Go (bordspel)
Go is een oosters bordspel voor twee spelers. Het wordt veel gespeeld (miljoenen beoefenaren) in China, Korea en Japan. In deze landen is een groot aantal professionals actief en heeft het spel een grote bloei bereikt.
In Europa en Nederland bestaan vele go-clubs, maar spelers van wereldformaat hebben die tot op heden nog niet voortgebracht. In China heet het spel Wei-Chi, in Korea Baduk. Het woord go (dat zowel op zijn Nederlands als op zijn Engels uitgesproken mag worden) is de Europese versie van de Japanse naam I-Go.
Inhoud |
[bewerk] Kort overzicht
Go wordt gespeeld op een bord met 19×19 lijnen die samen 361 kruispunten vormen. Het spel begint met een leeg bord; beide spelers hebben de beschikking over een voldoende aantal stenen. De speler die begint, heeft zwart, zijn tegenstander wit. Om de beurt doet elk van de spelers een zet op het aanvankelijk lege bord door een steen (rond, lensvormig) op een nog onbezet kruispunt te plaatsen. Een eenmaal gezette steen kan niet meer verplaatst worden, hoewel hij in het verloop van het spel wel door de tegenstander geslagen zou kunnen worden. Het bord wordt dus tijdens het spelen steeds voller.

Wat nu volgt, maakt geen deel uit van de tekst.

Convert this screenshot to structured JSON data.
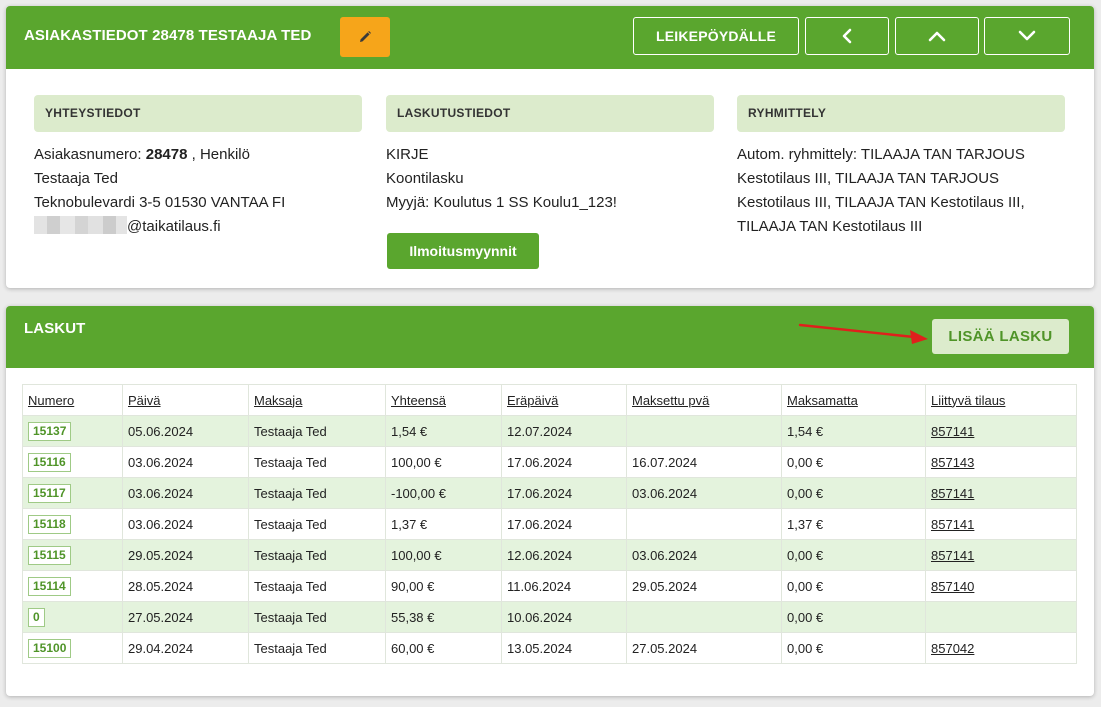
{
  "customer_header": {
    "title": "ASIAKASTIEDOT 28478 TESTAAJA TED",
    "clipboard_label": "LEIKEPÖYDÄLLE"
  },
  "contact": {
    "heading": "YHTEYSTIEDOT",
    "customer_number_label": "Asiakasnumero:",
    "customer_number": "28478",
    "customer_type": ", Henkilö",
    "name": "Testaaja Ted",
    "address": "Teknobulevardi 3-5 01530 VANTAA FI",
    "email_domain": "@taikatilaus.fi"
  },
  "billing": {
    "heading": "LASKUTUSTIEDOT",
    "method": "KIRJE",
    "type": "Koontilasku",
    "seller": "Myyjä: Koulutus 1 SS Koulu1_123!",
    "ads_button": "Ilmoitusmyynnit"
  },
  "grouping": {
    "heading": "RYHMITTELY",
    "text": "Autom. ryhmittely: TILAAJA TAN TARJOUS Kestotilaus III, TILAAJA TAN TARJOUS Kestotilaus III, TILAAJA TAN Kestotilaus III, TILAAJA TAN Kestotilaus III"
  },
  "invoices": {
    "title": "LASKUT",
    "add_button": "LISÄÄ LASKU",
    "columns": [
      "Numero",
      "Päivä",
      "Maksaja",
      "Yhteensä",
      "Eräpäivä",
      "Maksettu pvä",
      "Maksamatta",
      "Liittyvä tilaus"
    ],
    "rows": [
      {
        "number": "15137",
        "date": "05.06.2024",
        "payer": "Testaaja Ted",
        "total": "1,54 €",
        "due": "12.07.2024",
        "paid": "",
        "unpaid": "1,54 €",
        "order": "857141"
      },
      {
        "number": "15116",
        "date": "03.06.2024",
        "payer": "Testaaja Ted",
        "total": "100,00 €",
        "due": "17.06.2024",
        "paid": "16.07.2024",
        "unpaid": "0,00 €",
        "order": "857143"
      },
      {
        "number": "15117",
        "date": "03.06.2024",
        "payer": "Testaaja Ted",
        "total": "-100,00 €",
        "due": "17.06.2024",
        "paid": "03.06.2024",
        "unpaid": "0,00 €",
        "order": "857141"
      },
      {
        "number": "15118",
        "date": "03.06.2024",
        "payer": "Testaaja Ted",
        "total": "1,37 €",
        "due": "17.06.2024",
        "paid": "",
        "unpaid": "1,37 €",
        "order": "857141"
      },
      {
        "number": "15115",
        "date": "29.05.2024",
        "payer": "Testaaja Ted",
        "total": "100,00 €",
        "due": "12.06.2024",
        "paid": "03.06.2024",
        "unpaid": "0,00 €",
        "order": "857141"
      },
      {
        "number": "15114",
        "date": "28.05.2024",
        "payer": "Testaaja Ted",
        "total": "90,00 €",
        "due": "11.06.2024",
        "paid": "29.05.2024",
        "unpaid": "0,00 €",
        "order": "857140"
      },
      {
        "number": "0",
        "date": "27.05.2024",
        "payer": "Testaaja Ted",
        "total": "55,38 €",
        "due": "10.06.2024",
        "paid": "",
        "unpaid": "0,00 €",
        "order": ""
      },
      {
        "number": "15100",
        "date": "29.04.2024",
        "payer": "Testaaja Ted",
        "total": "60,00 €",
        "due": "13.05.2024",
        "paid": "27.05.2024",
        "unpaid": "0,00 €",
        "order": "857042"
      }
    ]
  },
  "icons": {
    "edit": "pencil-icon",
    "prev": "chevron-left-icon",
    "up": "chevron-up-icon",
    "down": "chevron-down-icon",
    "annotation": "red-arrow-icon"
  },
  "colors": {
    "brand_green": "#5aa62e",
    "light_green": "#dcebcc",
    "edit_orange": "#f6a51a",
    "row_stripe": "#e4f3dd",
    "annotation_red": "#e0201c"
  }
}
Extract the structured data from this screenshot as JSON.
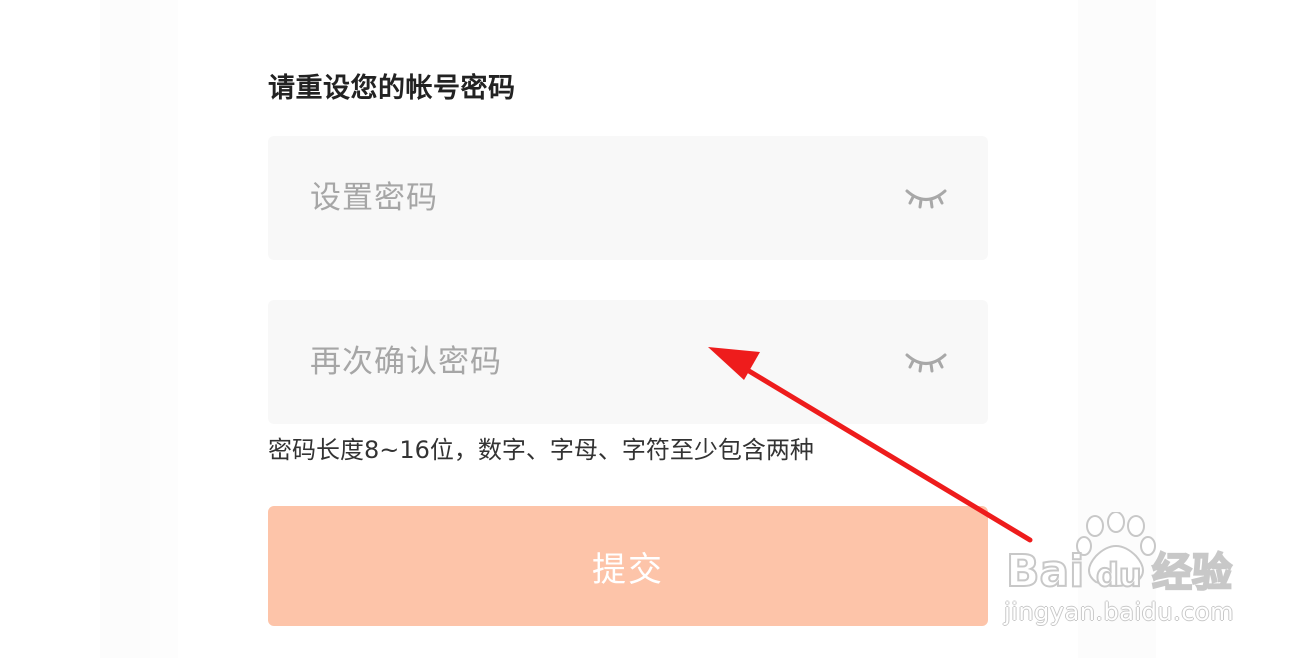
{
  "form": {
    "title": "请重设您的帐号密码",
    "password_placeholder": "设置密码",
    "confirm_placeholder": "再次确认密码",
    "hint": "密码长度8~16位，数字、字母、字符至少包含两种",
    "submit_label": "提交"
  },
  "icons": {
    "password_toggle": "eye-closed-icon",
    "confirm_toggle": "eye-closed-icon"
  },
  "colors": {
    "submit_bg": "#fdc4a9",
    "field_bg": "#f8f8f8",
    "arrow": "#ee1c1c"
  },
  "watermark": {
    "brand": "Baidu经验",
    "url": "jingyan.baidu.com"
  }
}
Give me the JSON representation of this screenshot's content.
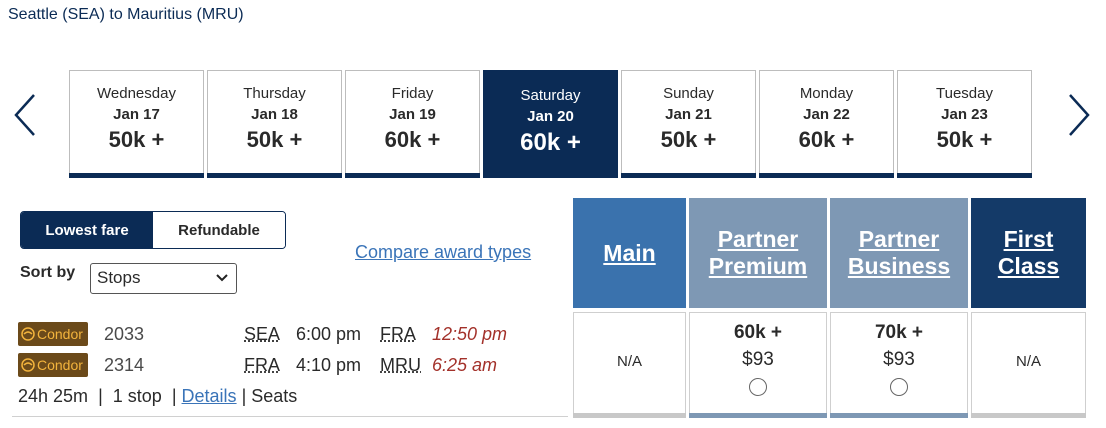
{
  "route_title": "Seattle (SEA) to Mauritius (MRU)",
  "dates": [
    {
      "dow": "Wednesday",
      "date": "Jan 17",
      "price": "50k +"
    },
    {
      "dow": "Thursday",
      "date": "Jan 18",
      "price": "50k +"
    },
    {
      "dow": "Friday",
      "date": "Jan 19",
      "price": "60k +"
    },
    {
      "dow": "Saturday",
      "date": "Jan 20",
      "price": "60k +"
    },
    {
      "dow": "Sunday",
      "date": "Jan 21",
      "price": "50k +"
    },
    {
      "dow": "Monday",
      "date": "Jan 22",
      "price": "60k +"
    },
    {
      "dow": "Tuesday",
      "date": "Jan 23",
      "price": "50k +"
    }
  ],
  "selected_date_index": 3,
  "fare_toggle": {
    "lowest": "Lowest fare",
    "refundable": "Refundable",
    "active": "lowest"
  },
  "sort": {
    "label": "Sort by",
    "value": "Stops"
  },
  "compare_link": "Compare award types",
  "cabins": {
    "main": "Main",
    "partner_premium": "Partner Premium",
    "partner_business": "Partner Business",
    "first": "First Class"
  },
  "flight": {
    "segments": [
      {
        "airline": "Condor",
        "number": "2033",
        "from": "SEA",
        "depart": "6:00 pm",
        "to": "FRA",
        "arrive": "12:50 pm"
      },
      {
        "airline": "Condor",
        "number": "2314",
        "from": "FRA",
        "depart": "4:10 pm",
        "to": "MRU",
        "arrive": "6:25 am"
      }
    ],
    "duration": "24h 25m",
    "stops": "1 stop",
    "details_link": "Details",
    "seats_link": "Seats",
    "fares": {
      "main": "N/A",
      "partner_premium": {
        "miles": "60k +",
        "tax": "$93"
      },
      "partner_business": {
        "miles": "70k +",
        "tax": "$93"
      },
      "first": "N/A"
    }
  },
  "icons": {
    "prev": "chevron-left-icon",
    "next": "chevron-right-icon",
    "airline": "condor-logo-icon",
    "dropdown": "chevron-down-icon"
  },
  "colors": {
    "navy": "#0b2b55",
    "main_cabin": "#3a72ad",
    "partner_cabin": "#7e98b4",
    "first_cabin": "#143a68",
    "link": "#3a74b8",
    "arrival_time": "#a3312a"
  }
}
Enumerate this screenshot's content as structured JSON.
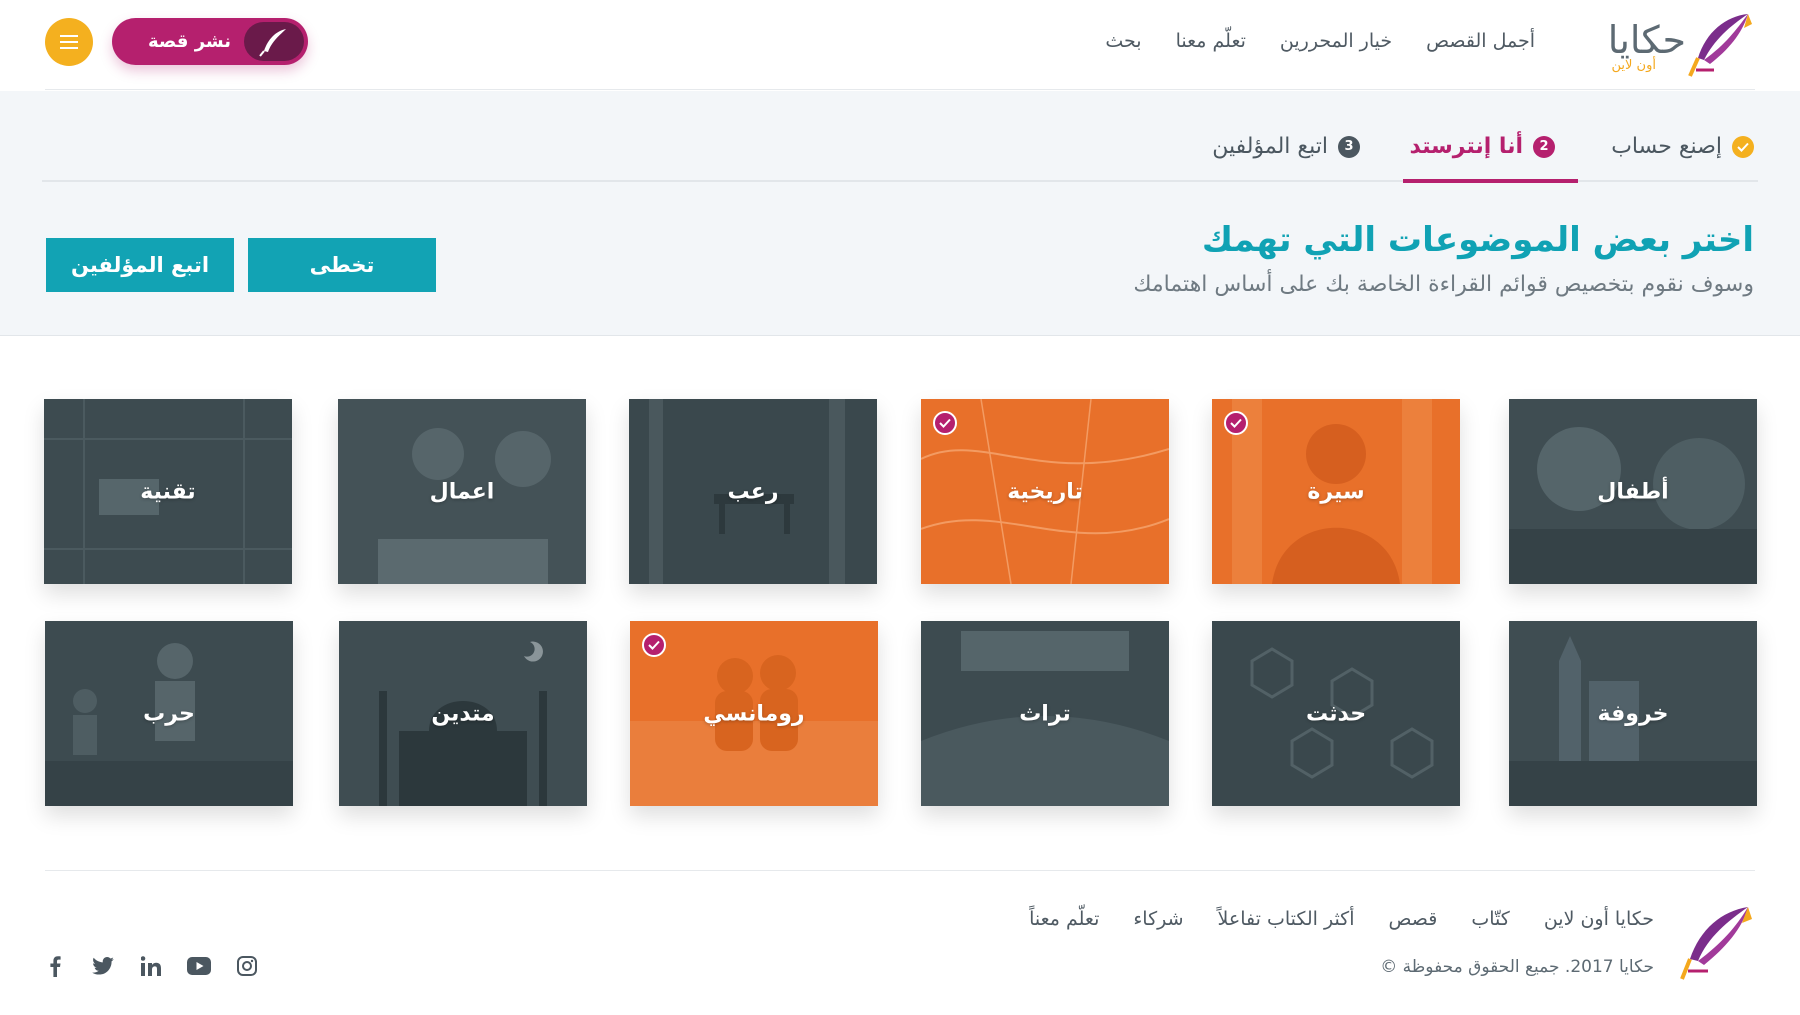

Zetten is niet verplicht; passen is toegestaan (maar vrijwel nooit verstandig behalve aan het eind van het spel). (Voor diepere studie staan de exacte spelregels van Go hier.)
[bewerk] Speldoel
Het doel van het spel is gebieden van het bord te veroveren door ze te omsingelen met stenen van de eigen kleur; de rand van het bord vormt een natuurlijke grens. In de hoek zijn dus maar 2 muren van 'eigen' stenen nodig om een gebied af te bakenen en daarom zijn de hoeken de plaatsen die het eerst worden geclaimd door de spelers.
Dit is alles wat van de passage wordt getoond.